Ideas don’t always work out. Every artist or creative person can rattle off a long list of duds, things that seemed great at inception and went steadily downhill from there. But once in a great while, a vague compliment scrawled on a wall, or a favorite childhood soda can turn into something spectacular. It did for these bands.
Smells like Deodorant
Before Kurt Cobain met Courtney Love, (his true Juliet, as we all know), he dated Tobi Vail, a big-time riot girl and member of Bikini Kill. After a long night of partying, Bikini Kill’s lead singer Katherine Hanna found Kurt and Tobi crashed out in Kurt’s bedroom.
She took it upon herself to spray-paint ‘Kurt smells like Teen Spirit’ on the wall. Kurt awoke to read this, took it as a compliment, and eventually turned it into Nirvana’s most well-known song.
At the time he did not realize that Teen Spirit was Tobi’s brand of deodorant.
The Always Inspirational Dan Rather
There Dan Rather was in New York, just walking down the street in 1986 when he was attacked by a man who would not stop yelling “Kenneth, what is the frequency?” Both the involvement of Dan Rather and the absurdity of this repeated question propelled the attack into a major news story, one that REM took note of.
Eight years later, Michael Stipe penned ‘What’s the Frequency, Kenneth?’ which ended up being a major hit from the album Monster. Dan Rather even joined REM for a performance of it on Letterman.
The man who had attacked Dan Rather was arrested nine years later when he murdered an employee of The Today Show. The man was mentally disturbed, obsessed with the idea of television beaming messages into his brain.

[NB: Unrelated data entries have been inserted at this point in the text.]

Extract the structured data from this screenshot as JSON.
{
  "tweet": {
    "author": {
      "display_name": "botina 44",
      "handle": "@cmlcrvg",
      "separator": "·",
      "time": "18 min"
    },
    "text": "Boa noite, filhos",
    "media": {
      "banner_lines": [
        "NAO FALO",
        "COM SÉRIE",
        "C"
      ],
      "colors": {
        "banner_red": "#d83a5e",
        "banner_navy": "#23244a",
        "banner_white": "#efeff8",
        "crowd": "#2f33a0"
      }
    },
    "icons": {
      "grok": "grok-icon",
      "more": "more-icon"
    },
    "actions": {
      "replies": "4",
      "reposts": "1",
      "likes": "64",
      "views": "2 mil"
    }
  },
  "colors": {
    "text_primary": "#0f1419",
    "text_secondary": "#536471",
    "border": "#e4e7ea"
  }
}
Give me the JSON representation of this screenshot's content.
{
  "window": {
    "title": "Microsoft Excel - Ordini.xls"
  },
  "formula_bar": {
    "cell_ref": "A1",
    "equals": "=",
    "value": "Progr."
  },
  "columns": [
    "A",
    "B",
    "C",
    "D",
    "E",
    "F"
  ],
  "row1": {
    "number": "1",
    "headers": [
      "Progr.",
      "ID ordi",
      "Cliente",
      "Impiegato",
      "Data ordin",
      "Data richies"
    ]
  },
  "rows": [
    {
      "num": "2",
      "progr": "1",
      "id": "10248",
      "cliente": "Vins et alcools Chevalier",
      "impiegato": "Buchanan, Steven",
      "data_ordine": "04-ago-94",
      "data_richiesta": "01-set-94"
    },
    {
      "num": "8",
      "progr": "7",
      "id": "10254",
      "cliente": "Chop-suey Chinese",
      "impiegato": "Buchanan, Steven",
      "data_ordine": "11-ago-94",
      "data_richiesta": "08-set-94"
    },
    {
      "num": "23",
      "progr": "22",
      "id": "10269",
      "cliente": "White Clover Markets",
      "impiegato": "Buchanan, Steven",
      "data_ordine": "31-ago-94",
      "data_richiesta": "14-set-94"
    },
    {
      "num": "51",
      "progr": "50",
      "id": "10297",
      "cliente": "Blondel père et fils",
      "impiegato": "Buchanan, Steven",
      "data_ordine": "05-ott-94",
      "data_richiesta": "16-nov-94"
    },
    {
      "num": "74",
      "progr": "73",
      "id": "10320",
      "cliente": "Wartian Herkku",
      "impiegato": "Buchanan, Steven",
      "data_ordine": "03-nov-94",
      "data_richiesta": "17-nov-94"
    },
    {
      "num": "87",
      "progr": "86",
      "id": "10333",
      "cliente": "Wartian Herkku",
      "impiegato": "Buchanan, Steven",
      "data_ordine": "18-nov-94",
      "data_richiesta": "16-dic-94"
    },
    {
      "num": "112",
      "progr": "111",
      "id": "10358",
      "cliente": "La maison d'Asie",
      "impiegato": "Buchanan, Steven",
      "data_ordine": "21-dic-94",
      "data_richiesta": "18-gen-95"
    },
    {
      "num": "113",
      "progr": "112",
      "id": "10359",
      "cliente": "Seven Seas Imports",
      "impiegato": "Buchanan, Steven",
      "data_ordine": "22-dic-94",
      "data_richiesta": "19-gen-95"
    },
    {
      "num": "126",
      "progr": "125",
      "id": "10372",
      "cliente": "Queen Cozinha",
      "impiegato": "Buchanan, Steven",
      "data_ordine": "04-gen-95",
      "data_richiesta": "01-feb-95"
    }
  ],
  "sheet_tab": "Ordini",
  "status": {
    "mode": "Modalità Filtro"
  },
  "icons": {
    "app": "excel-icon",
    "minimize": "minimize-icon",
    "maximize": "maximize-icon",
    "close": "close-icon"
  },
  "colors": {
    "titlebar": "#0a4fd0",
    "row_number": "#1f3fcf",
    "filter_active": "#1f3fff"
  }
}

Come on Home to Grape Crush. Wait, that’s not Quite Right.
When you think of Creedence Clearwater Revival, you probably think of Louisiana, Mississippi, or some form of good ol’ southern livin’. CCR made their name cranking out bayou rock tunes, but they were actually from Bakersfield, California.
So when it turned out that their track ‘Green River’ hadn’t been written about a river anywhere in the bayou, the natural assumption was that it was a river in California.
A big nope to that. Lead singer John Fogerty fessed up that Green River was a soda he used to drink when he was a kid. Creative ideas really can come from anywhere, though we don’t necessarily recommend rotting your teeth for the sake of music.